Régulièrement qualifiée de « 49-3 sénatorial » par ses opposants, cette procédure permet de faire adopter à travers un vote unique le texte, enrichi d’une trentaine d’amendements choisis par le gouvernement. Quant aux autres amendements restants sur les 300 encore en discussion, la parole ne sera accordée sur chaque amendement qu’à un orateur, à la commission et au gouvernement. Le principal amendement retenu consiste à exclure France médias monde (France 24 et RFI) de la tutelle de la holding qui doit chapeauter les sociétés de l’audiovisuel.

Après deux heures de suspension de séance, l’arrivée en catastrophe du ministre chargé des Relations avec le Parlement, suivies de rappels au règlement en cascade à la reprise, la gauche a finalement décidé de quitter l’hémicycle en début d’après-midi, après avoir qualifié la décision de la ministre de « coup de force » et dénié les accusations d’obstruction sur ce texte inscrit en toute fin de session extraordinaire.

« Vous êtes en train de brutaliser le Sénat »

« On vous laisse ensemble, on ne veut plus participer à cette mascarade », a lancé le sénateur communiste Pierre Ouzoulias, constatant que les « masques tombent » et que la proposition de loi Lafon (du nom du président centriste de la commission de la culture qui la porte depuis le début) est désormais le « projet de loi de Mme Dati ». « Vous êtes en train de brutaliser le Sénat […] Mesdames et Messieurs les censeurs, bonsoir ! » s’est également exclamé le président du groupe écologiste Guillaume Gontard.

La gauche, qui en a appelé en vain à Gérard Larcher, a laissé entendre que le vote bloqué voulu par la ministre s’est fait sans concertation ni avec le président du Sénat, ni avec le Premier ministre François Bayrou.

« La proposition de loi n’a pas été discutée à l’Assemblée nationale, après une manœuvre montée entre la ministre et une partie du RN, il n’y a pas eu de débat en commission et pas de débat en séance au Sénat et on parle de liberté de la presse ! Commencez déjà par respecter les droits du Parlement pour prouver vos intentions », a enjoint la sénatrice socialiste Laurence Rossignol. « Tout cela vous arrange, car vous n’aviez pas d’argument, donc il vaut mieux clôturer », a ironisé Sylvie Robert, la cheffe de file des socialistes sur ce texte.

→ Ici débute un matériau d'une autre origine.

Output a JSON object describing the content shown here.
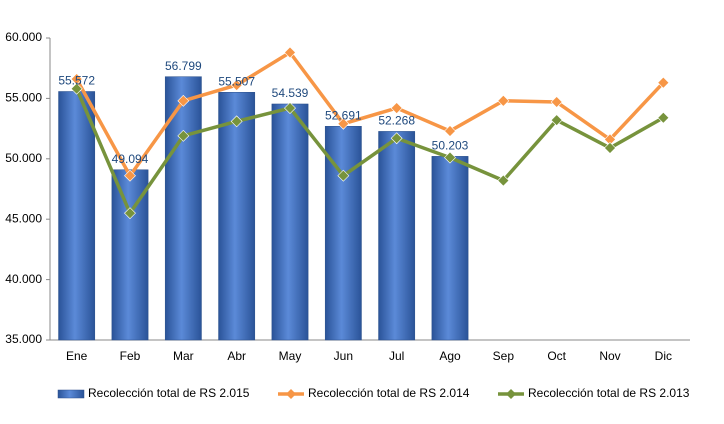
{
  "chart_data": {
    "type": "bar",
    "categories": [
      "Ene",
      "Feb",
      "Mar",
      "Abr",
      "May",
      "Jun",
      "Jul",
      "Ago",
      "Sep",
      "Oct",
      "Nov",
      "Dic"
    ],
    "series": [
      {
        "name": "Recolección total de RS 2.015",
        "type": "bar",
        "color": "#3a6fc0",
        "values": [
          55572,
          49094,
          56799,
          55507,
          54539,
          52691,
          52268,
          50203,
          null,
          null,
          null,
          null
        ],
        "value_labels": [
          "55.572",
          "49.094",
          "56.799",
          "55.507",
          "54.539",
          "52.691",
          "52.268",
          "50.203",
          null,
          null,
          null,
          null
        ]
      },
      {
        "name": "Recolección total de RS 2.014",
        "type": "line",
        "color": "#f79646",
        "values": [
          56600,
          48600,
          54800,
          56100,
          58800,
          52900,
          54200,
          52300,
          54800,
          54700,
          51600,
          56300
        ]
      },
      {
        "name": "Recolección total de RS 2.013",
        "type": "line",
        "color": "#77933c",
        "values": [
          55800,
          45500,
          51900,
          53100,
          54200,
          48600,
          51700,
          50100,
          48200,
          53200,
          50900,
          53400
        ]
      }
    ],
    "ylim": [
      35000,
      60000
    ],
    "yticks": [
      {
        "value": 35000,
        "label": "35.000"
      },
      {
        "value": 40000,
        "label": "40.000"
      },
      {
        "value": 45000,
        "label": "45.000"
      },
      {
        "value": 50000,
        "label": "50.000"
      },
      {
        "value": 55000,
        "label": "55.000"
      },
      {
        "value": 60000,
        "label": "60.000"
      }
    ],
    "grid": false,
    "legend": "bottom"
  }
}
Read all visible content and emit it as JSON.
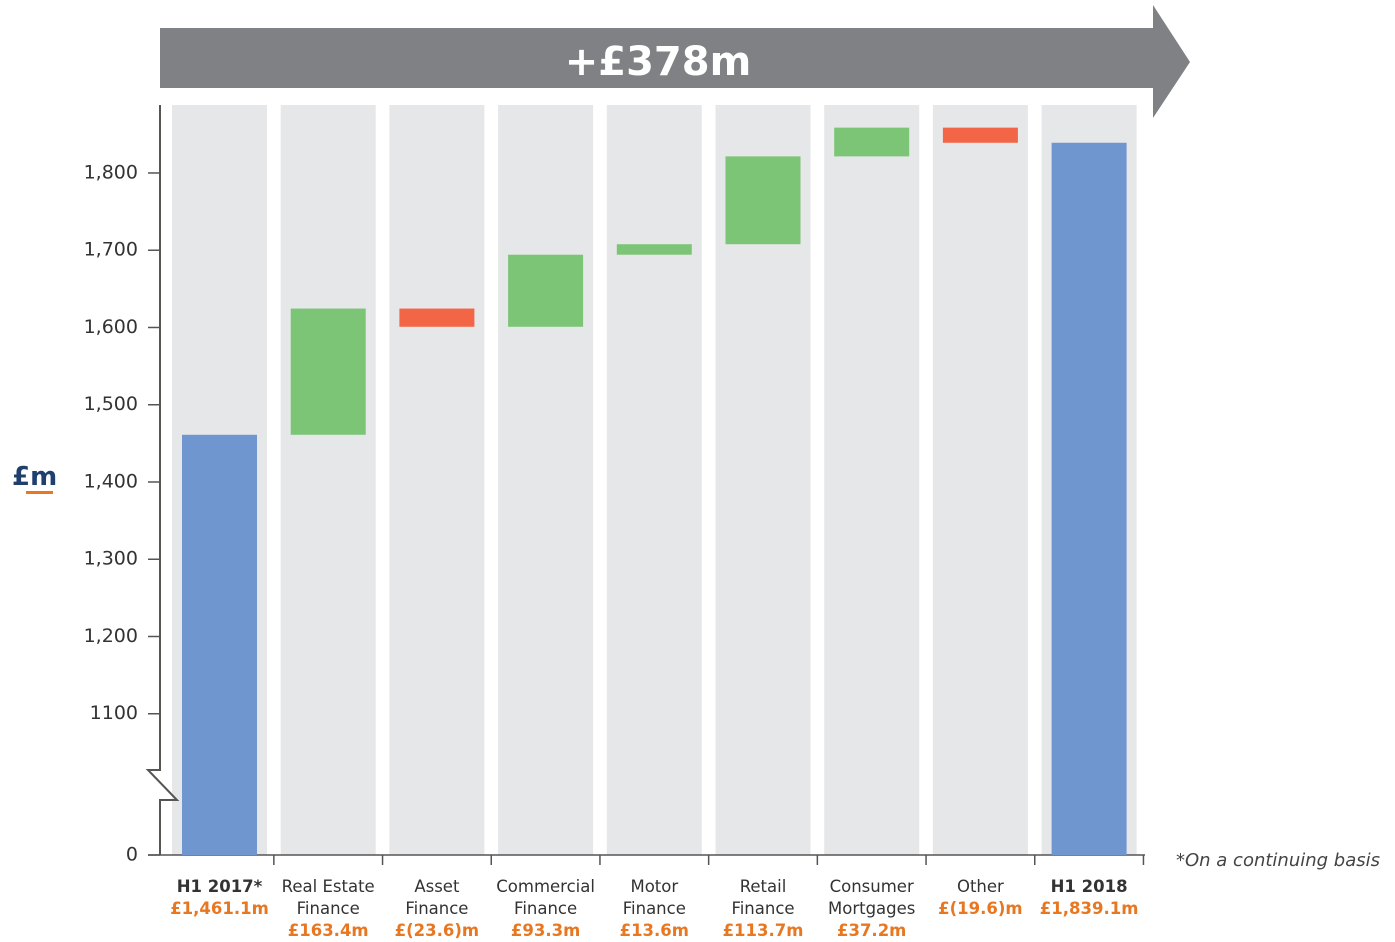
{
  "chart_data": {
    "type": "waterfall",
    "banner": "+£378m",
    "y_axis_label": "£m",
    "footnote": "*On a continuing basis",
    "categories": [
      "H1 2017*",
      "Real Estate Finance",
      "Asset Finance",
      "Commercial Finance",
      "Motor Finance",
      "Retail Finance",
      "Consumer Mortgages",
      "Other",
      "H1 2018"
    ],
    "measures": [
      "total",
      "relative",
      "relative",
      "relative",
      "relative",
      "relative",
      "relative",
      "relative",
      "total"
    ],
    "values": [
      1461.1,
      163.4,
      -23.6,
      93.3,
      13.6,
      113.7,
      37.2,
      -19.6,
      1839.1
    ],
    "value_labels": [
      "£1,461.1m",
      "£163.4m",
      "£(23.6)m",
      "£93.3m",
      "£13.6m",
      "£113.7m",
      "£37.2m",
      "£(19.6)m",
      "£1,839.1m"
    ],
    "colors": {
      "total": "#6f96cf",
      "increase": "#7cc576",
      "decrease": "#f26546"
    },
    "ylim": [
      1000,
      1888
    ],
    "yticks": [
      0,
      1100,
      {
        "value": 1100,
        "label": "1,100"
      },
      {
        "value": 1200,
        "label": "1,200"
      },
      {
        "value": 1300,
        "label": "1,300"
      },
      {
        "value": 1400,
        "label": "1,400"
      },
      {
        "value": 1500,
        "label": "1,500"
      },
      {
        "value": 1600,
        "label": "1,600"
      },
      {
        "value": 1700,
        "label": "1,700"
      },
      {
        "value": 1800,
        "label": "1,800"
      }
    ],
    "axis_break": true
  }
}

Tout au long de la matinée mais aussi de la séance de la veille, la gauche a reproché à la ministre de refuser de répondre sur le fond des interventions. À plusieurs reprises, les parlementaires de gauche ont mis en garde leurs adversaires contre le risque de censure au Conseil constitutionnel, en raison de la configuration de l’examen du texte.

Plusieurs élus ont par ailleurs fait référence à la décision du Conseil constitutionnel de rendre inéligible le député Renaissance Jean Laussucq (Paris), un proche de la ministre de la Culture. « Peut-être avez-vous été perturbée », a déclaré le socialiste Yan Chantrel.

« L’obstruction n’est pas une opinion ! »

Beaucoup moins présente en proportion que la gauche dans ce débat, la majorité sénatoriale de droite et du centre a de son côté attaqué la trop grande redondance des argumentaires. « Ce n’est pas le nombre d’amendements le problème, c’est que vous avez méthodiquement pris la parole systématiquement, utilisé chaque membre de votre groupe pour ralentir les débats ! L’obstruction n’est pas une opinion, c’est une méthode pour empêcher les autres d’affirmer la leur », a dénoncé le rapporteur de la proposition de loi, le sénateur LR Cédric Vial, un proche de Michel Barnier. « La session extraordinaire est surréaliste, c’est totalement de votre faute », a également tancé la sénatrice centriste Annick Billon.

Principal auteur de la proposition de loi, adoptée pour la première fois au Sénat en juin 2023, Laurent Lafon (Union centriste) a rappelé que le texte n’avait pas suscité une levée de boucliers aussi violente il y a deux ans. L’ancien chef de file des socialistes David Assouline avait qualifié le texte de « toute petite loi », mettant en doute son avenir au-delà des murs du Sénat. « Qu’est-ce qui justifie ce changement de position », s’est interrogé le président de la commission de la culture et de l’éducation. Selon lui, « l’obstruction a été caractérisée ». « La raison est très simple, ce texte a ici une majorité pour être voté ».